4. So much data, too little qualitative methods
Ok, some of my best friends use quantitative methods. Wait, I use quantitative methods, and with online data, too. Big data is a literal gold mine with datasets so big and software so easy to use that it gets our adrenaline going. I started doing network analysis with an early (clunky) version of UCINET with manual data input. But when I used NodeXL, software for quickly downloading and analyzing online data, I was hooked on the quick and easy number crunching. But what are we losing in the process? We also need thick descriptions, depth, and detail of everyday social movement practices, as well as better answers about the how of digital activism. Plus, bots! Bots and spam flood online data, creating lots of noise. Qualitative methods, including online ethnographies and digital interviews, help sort through and contextualize digital content.
5. Online data can ignore societal structures
I’m trying really hard not to say ‘technological determinism.’ This theory has been junked, tweaked and hacked for decades. In its purest form, this is the idea that technology directly and independently affects societal outcomes. Few scholars make such claims that only social media cause social movements to succeed, for instance. The broader danger, though, is when the Internet is positioned as the all mighty independent variable, rather than the reverse. What about how different societal structures shape technology use?

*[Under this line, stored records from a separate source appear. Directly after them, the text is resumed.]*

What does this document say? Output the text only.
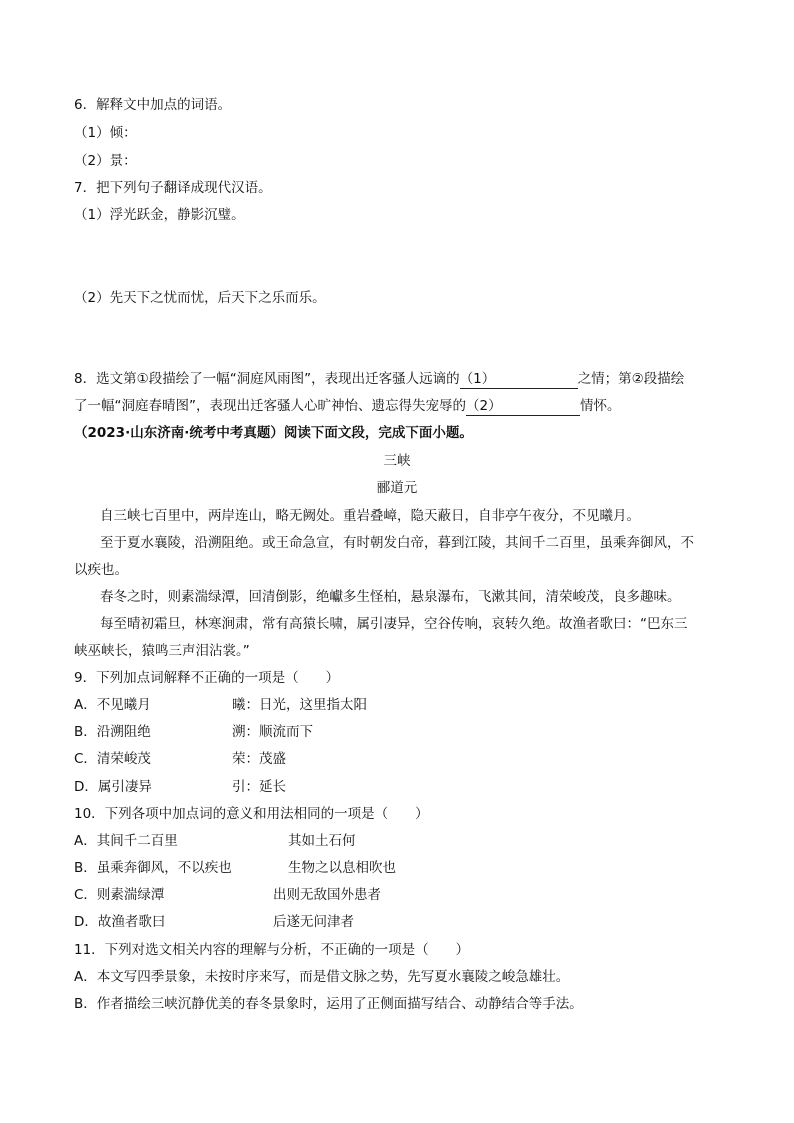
6．解释文中加点的词语。
（1）倾：
（2）景：
7．把下列句子翻译成现代汉语。
（1）浮光跃金，静影沉璧。
（2）先天下之忧而忧，后天下之乐而乐。
8．选文第①段描绘了一幅“洞庭风雨图”，表现出迁客骚人远谪的（1）	之情；第②段描绘
了一幅“洞庭春晴图”，表现出迁客骚人心旷神怡、遗忘得失宠辱的（2）	情怀。
（2023·山东济南·统考中考真题）阅读下面文段，完成下面小题。
三峡
郦道元
自三峡七百里中，两岸连山，略无阙处。重岩叠嶂，隐天蔽日，自非亭午夜分，不见曦月。
至于夏水襄陵，沿溯阻绝。或王命急宣，有时朝发白帝，暮到江陵，其间千二百里，虽乘奔御风，不
以疾也。
春冬之时，则素湍绿潭，回清倒影，绝巘多生怪柏，悬泉瀑布，飞漱其间，清荣峻茂，良多趣味。
每至晴初霜旦，林寒涧肃，常有高猿长啸，属引凄异，空谷传响，哀转久绝。故渔者歌曰：“巴东三
峡巫峡长，猿鸣三声泪沾裳。”
9．下列加点词解释不正确的一项是（　　）
A．不见曦月	曦：日光，这里指太阳
B．沿溯阻绝	溯：顺流而下
C．清荣峻茂	荣：茂盛
D．属引凄异	引：延长
10．下列各项中加点词的意义和用法相同的一项是（　　）
A．其间千二百里	其如土石何
B．虽乘奔御风，不以疾也	生物之以息相吹也
C．则素湍绿潭	出则无敌国外患者
D．故渔者歌曰	后遂无问津者
11．下列对选文相关内容的理解与分析，不正确的一项是（　　）
A．本文写四季景象，未按时序来写，而是借文脉之势，先写夏水襄陵之峻急雄壮。
B．作者描绘三峡沉静优美的春冬景象时，运用了正侧面描写结合、动静结合等手法。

Facebook posts and tweets, in particular, as units of analysis tend not to point toward bigger questions for social movement scholarship, such as the role of the state or political economy.
Ok, so is this post really about online Big Data as Bad Data? Well, not quite. I used the (in)famous Buzzfeed approach with my title as clickbait. If you’ve never seen Buzzfeed, you probably hate cats. Buzzfeed is an online news and entertainment site that has been wildly successful getting users to click on their site by using provocative headlines like mine. But herein lies the problem. Social media are like clickbait for social movement researchers. It’s a wonderful drug – in moderation. If you haven’t guessed it by now, I use online/social media/Big data in my research. I’ll let others point out its advantages. There are many. But this post, more than anything else, is not really to advise you against using this type of data. Instead, it is a cautionary tale.
In another life, I used to produce and direct videos for public agencies. But we would always ask our clients if another medium – print, web site, etc. – could accomplish the goal they wanted to accomplish with a video. Yes, we tried to talk them out of using the medium that was our livelihood because it wasn’t always the best way for these organizations, often struggling for resources, to get their message out. Similarly, does online data really answer the research question you want to ask? Or is it just so much fun to manipulate Big Data? Hint: it’s ok if you answered “Yes” to both.